Chris has a master's degree in history and teaches at the University of Northern Colorado.

In the history of Western music, the Baroque orchestra holds a very important position. In this lesson, explore the formation and structure of the Baroque orchestra, and test your understanding with a brief quiz.

The Baroque Orchestra

Hey, what's wrong with this orchestra? Somebody told me that it's broken. Yeah, they said it was a broke orchestra. So what's wrong with it? Oh, not broke? Baroque! That makes more sense.

The Baroque period was an era in western history that lasted from roughly 1600-1750. This period was characterized by powerful monarchs, elaborate and intricate art, massive, grandiose architecture and, of course, a musical style to match. And one of the greatest innovations of the Baroque era was the orchestra, a large instrumental ensemble.

Although musical groups were common throughout Western history, the Baroque orchestra standardized instrumental music in new ways, ways that define Western music to this day. That's a long-lasting legacy, but hey, if it ain't Baroque, don't fix it!

Baroque Music

Before we really get into the orchestra, let's talk a bit about Baroque music. Before this era, music was rarely played by large groups. It was much more along the lines of medieval minstrels and that sort of thing. Composers would write melodies, and those melodies could really be picked up by any instrument.

Then, in the early 1600s, the Italian composer Claudio Monteverdi said forget this, I know exactly what I want my music to sound like and wrote a score for specific instruments. The flutes played this piece, the cornets played this piece, the percussion played this piece. Thus, the idea of the modern orchestra was born, in which each member of an ensemble has a specific part of the music to play.

Baroque music, like everything else Baroque, was much more elaborate and intricate than anything that came before. Rather than all instruments playing variations of the melody, the main musical theme, composers experimented more with harmonies, complementary notes and rhythms that support the melody. So, you'd have one set of instruments play the melody, and the others playing harmonies. This made for a much more intricate and ornate type of music.

Baroque music also standardized the idea of tonality, in which a single tone in a musical scale is the central focus of the piece. All other notes are written based on their relation to that central tone. Tonality gives Baroque music a consistent structure and form and defined Western music for centuries.

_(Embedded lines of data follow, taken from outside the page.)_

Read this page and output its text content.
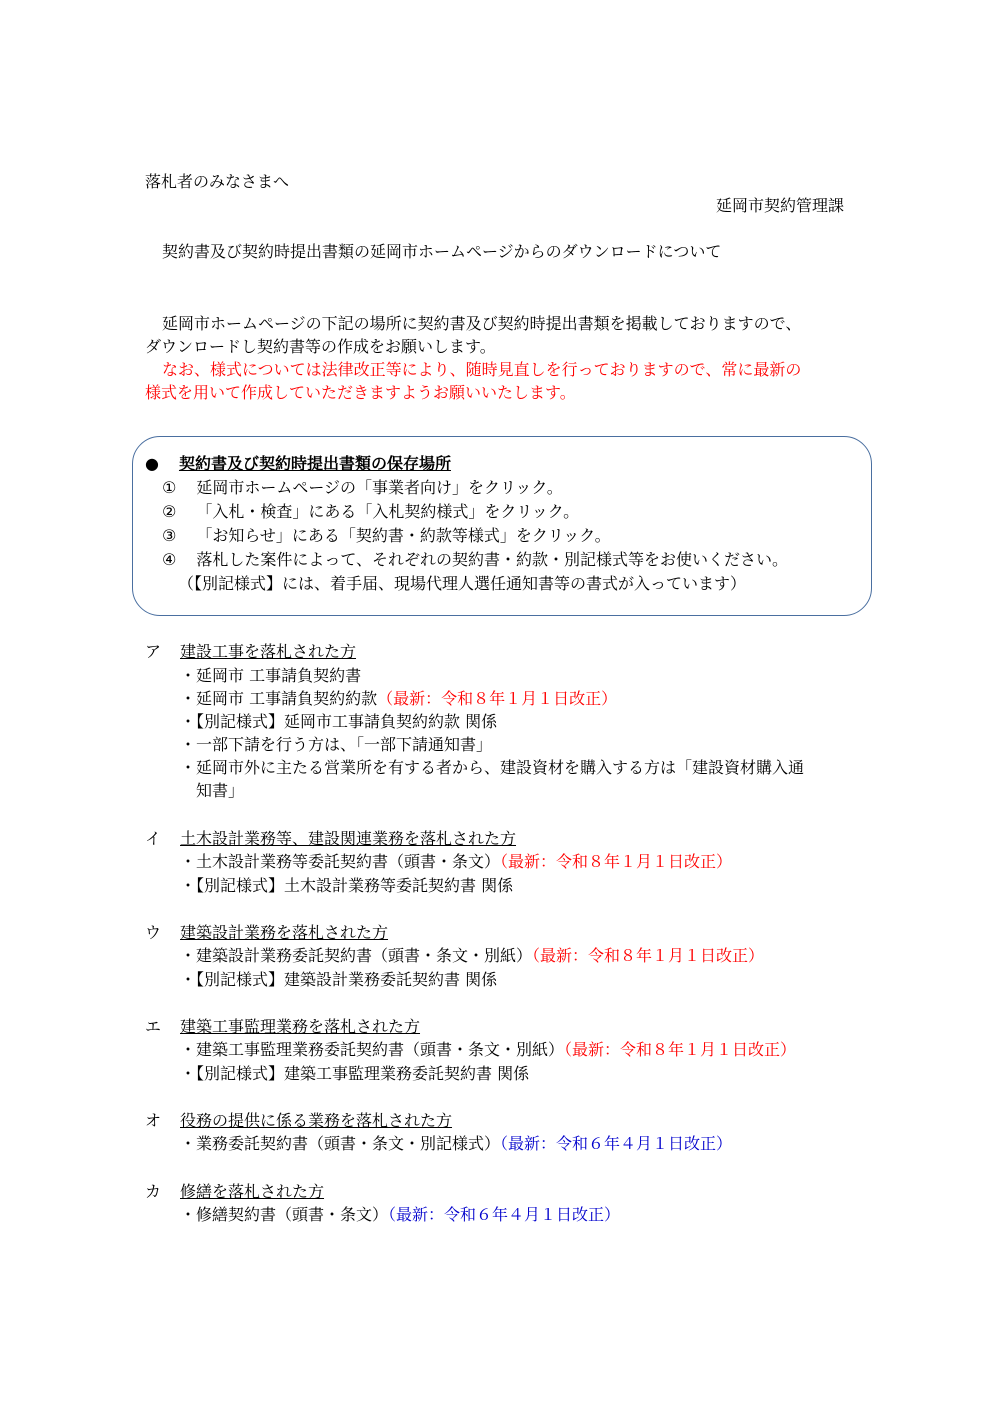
落札者のみなさまへ
延岡市契約管理課
契約書及び契約時提出書類の延岡市ホームページからのダウンロードについて
延岡市ホームページの下記の場所に契約書及び契約時提出書類を掲載しておりますので、
ダウンロードし契約書等の作成をお願いします。
なお、様式については法律改正等により、随時見直しを行っておりますので、常に最新の
様式を用いて作成していただきますようお願いいたします。
● 契約書及び契約時提出書類の保存場所
① 延岡市ホームページの「事業者向け」をクリック。
② 「入札・検査」にある「入札契約様式」をクリック。
③ 「お知らせ」にある「契約書・約款等様式」をクリック。
④ 落札した案件によって、それぞれの契約書・約款・別記様式等をお使いください。
（【別記様式】には、着手届、現場代理人選任通知書等の書式が入っています）
ア 建設工事を落札された方
・延岡市 工事請負契約書
・延岡市 工事請負契約約款（最新：令和８年１月１日改正）
・【別記様式】延岡市工事請負契約約款 関係
・一部下請を行う方は、「一部下請通知書」
・延岡市外に主たる営業所を有する者から、建設資材を購入する方は「建設資材購入通
知書」
イ 土木設計業務等、建設関連業務を落札された方
・土木設計業務等委託契約書（頭書・条文）（最新：令和８年１月１日改正）
・【別記様式】土木設計業務等委託契約書 関係
ウ 建築設計業務を落札された方
・建築設計業務委託契約書（頭書・条文・別紙）（最新：令和８年１月１日改正）
・【別記様式】建築設計業務委託契約書 関係
エ 建築工事監理業務を落札された方
・建築工事監理業務委託契約書（頭書・条文・別紙）（最新：令和８年１月１日改正）
・【別記様式】建築工事監理業務委託契約書 関係
オ 役務の提供に係る業務を落札された方
・業務委託契約書（頭書・条文・別記様式）（最新：令和６年４月１日改正）
カ 修繕を落札された方
・修繕契約書（頭書・条文）（最新：令和６年４月１日改正）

We can thank French composer Jean-Philippe Rameau for really setting this up. His 1722 Treatise on Harmony was one of the most important works of Baroque musical theory, which standardized tonality through mathematical formulas and the relationships between harmonies. This sounds complex, but really it was these ideas that gave Western music the sounds that we think of as classical music.

Orchestras and Composers

So Baroque orchestras played Baroque music, but what did the orchestras look like? The modern orchestra is very standardized in terms of size and instruments, but the Baroque orchestra was still nailing these things down. After all, the orchestra was a pretty new phenomenon. Some were as large as 150 instrumentalists; some were only about 20. This wasn't really standardized until later.

However, what instruments were used was a bit more common. Generally, the Baroque orchestra had five sections of instruments: woodwinds, brass, percussion, strings, and harpsichord. The strings or harpsichord almost always carried the melody, with brass and woodwinds providing the harmonies. The percussion section was pretty small at this time, and often only included a timpani drum.

But, do you notice anything missing? How about a conductor? Baroque orchestras generally did not have a conductor. Instead, the first violinist or the harpsichordist would often keep time and indicate when the orchestra should start or stop playing. Actually, this person was commonly the composer of the music as well.